Abstract 33: Impaired Mitochondrial Metabolism Contributes To Endothelial Dysfunction And Hypertension Independently From Oxidative Stress

Abstract

Metabolic disorders contribute to pathogenesis of endothelial dysfunction, and mitochondrial deacetylase Sirt3 is critical in regulation of metabolic and antioxidant functions, but the role of Sirt3 has been largely ignored.

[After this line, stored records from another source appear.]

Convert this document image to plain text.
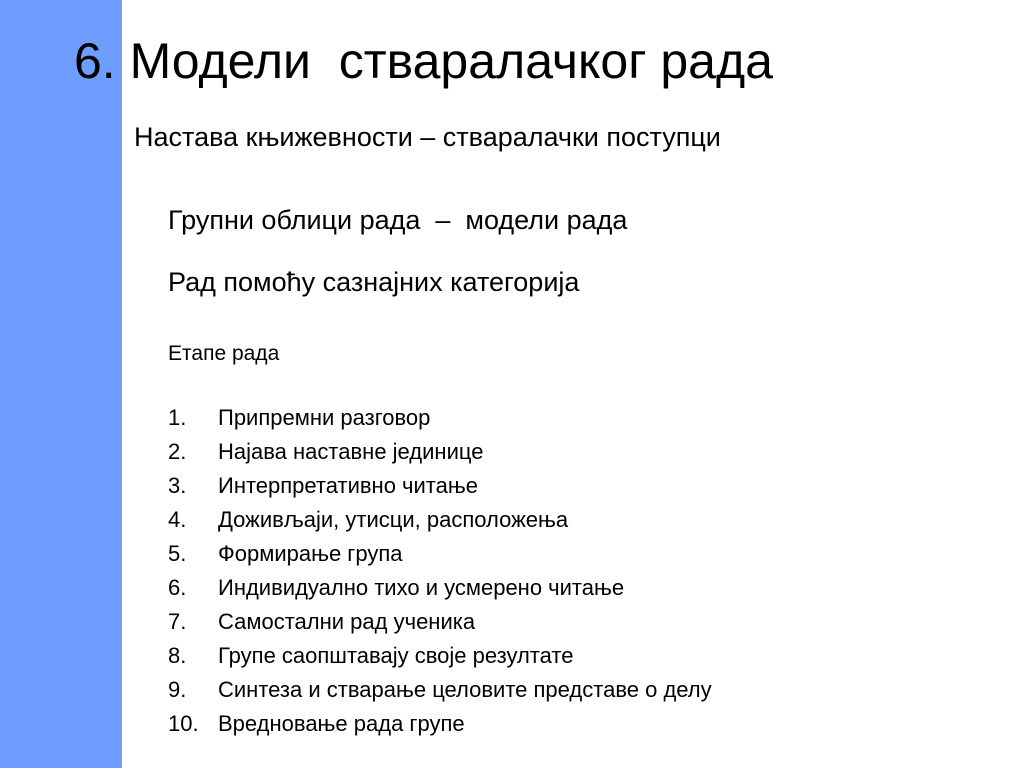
6. Модели  стваралачког рада
Настава књижевности – стваралачки поступци
Групни облици рада  –  модели рада
Рад помоћу сазнајних категорија
Етапе рада
1. Припремни разговор
2. Најава наставне јединице
3. Интерпретативно читање
4. Доживљаји, утисци, расположења
5. Формирање група
6. Индивидуално тихо и усмерено читање
7. Самостални рад ученика
8. Групе саопштавају своје резултате
9. Синтеза и стварање целовите представе о делу
10. Вредновање рада групе
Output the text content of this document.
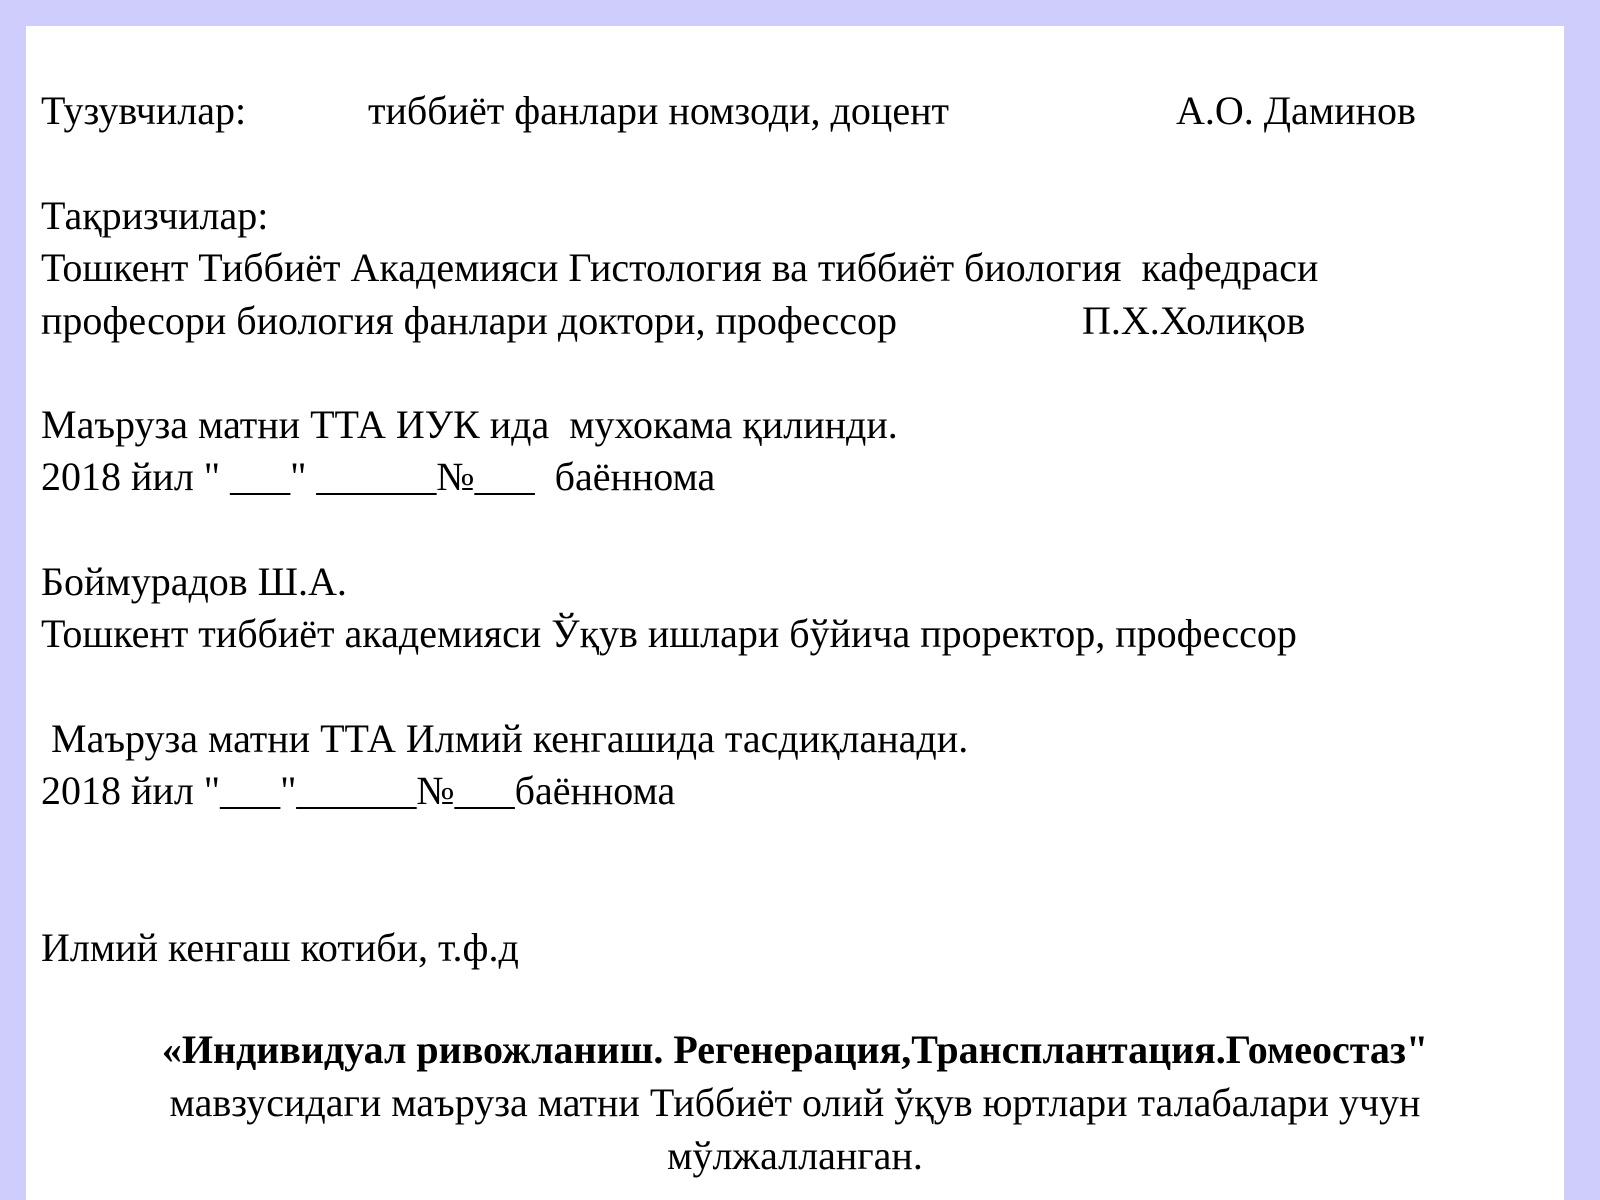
Тузувчилар:	тиббиёт фанлари номзоди, доцент	А.О. Даминов
Тақризчилар:
Тошкент Тиббиёт Академияси Гистология ва тиббиёт биология  кафедраси
професори биология фанлари доктори, профессор	П.Х.Холиқов
Маъруза матни ТТА ИУК ида  мухокама қилинди.
2018 йил " ___" ______№___  баённома
Боймурадов Ш.А.
Тошкент тиббиёт академияси Ўқув ишлари бўйича проректор, профессор
Маъруза матни ТТА Илмий кенгашида тасдиқланади.
2018 йил "___"______№___баённома
Илмий кенгаш котиби, т.ф.д
«Индивидуал ривожланиш. Регенерация,Трансплантация.Гомеостаз"
мавзусидаги маъруза матни Тиббиёт олий ўқув юртлари талабалари учун
мўлжалланган.
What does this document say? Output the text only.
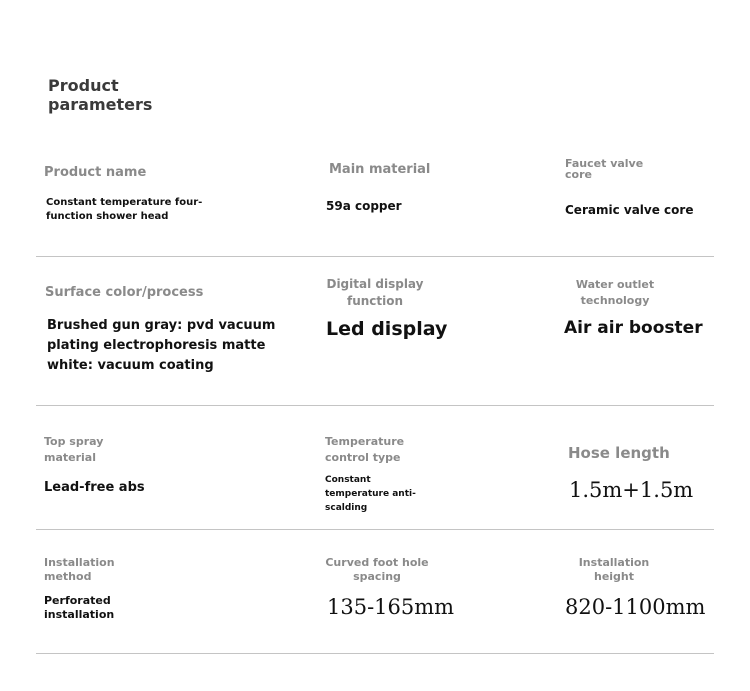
Product parameters
Product name
Constant temperature four-function shower head
Main material
59a copper
Faucet valve core
Ceramic valve core
Surface color/process
Brushed gun gray: pvd vacuum plating electrophoresis matte white: vacuum coating
Digital display function
Led display
Water outlet technology
Air air booster
Top spray material
Lead-free abs
Temperature control type
Constant temperature anti-scalding
Hose length
1.5m+1.5m
Installation method
Perforated installation
Curved foot hole spacing
135-165mm
Installation height
820-1100mm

We have recently shown that Sirt3 level is reduced in human hypertension. We propose Sirt3 as a novel target to improve the treatment of endothelial dysfunction and hypertension. Oxidative stress promotes metabolic dysregulation while metabolic conditions increase production of reactive oxygen species. In this work we have discerned the pathological role of impaired mitochondrial metabolism and oxidative stress using our new SOD2K68R deacetylation mimic mouse model. SOD2K68R mice are protected from oxidative stress because mutation of lysine 68 to arginine prevents SOD2 inactivation by acetylation. To define the specific role of impaired mitochondrial metabolism in endothelial dysfunction and hypertension, we have crossed SOD2K68R with Sirt3 -/- mice. Resultant SOD2K68R-Sirt3 -/- mice are protected from mitochondrial oxidative stress but have impaired Sirt3-mediated mitochondrial metabolism. We have tested the hypothesis that impaired Sirt3-mediated mitochondrial metabolism in SOD2K68R-Sirt3 -/- mice promotes vascular dysfunction and hypertension. SOD2K68R-Sirt3 -/- mice are protected from AngII-induced superoxide measured by mitoSOX and DHE. Meanwhile, systolic blood pressure in AngII-infused SOD2K68R-Sirt3 -/- mice was substantially higher than in SOD2K68R mice but lower than in Sirt3 -/- mice. To define the role of mitochondrial metabolism in vascular homeostasis we analyzed metabolic, inflammatory, and cellular pathways. LCAD hyperacetylation and increased HIF1α in SOD2K68R-Sirt3 -/- mice indicates impaired mitochondrial fatty acid oxidation and increased glycolysis which were further exacerbated by AngII-infusion and NFkB/ICAM increase promoting vascular inflammation. The loss of VeCAD in SOD2K68R-Sirt3 -/- Sham mice was further aggravated in AngII-infusion supporting alteration of endothelial phenotype in SOD2K68R-Sirt3 -/- mice. These data indicate that impaired mitochondrial metabolism contributes to endothelial dysfunction and hypertension independently from oxidative stress.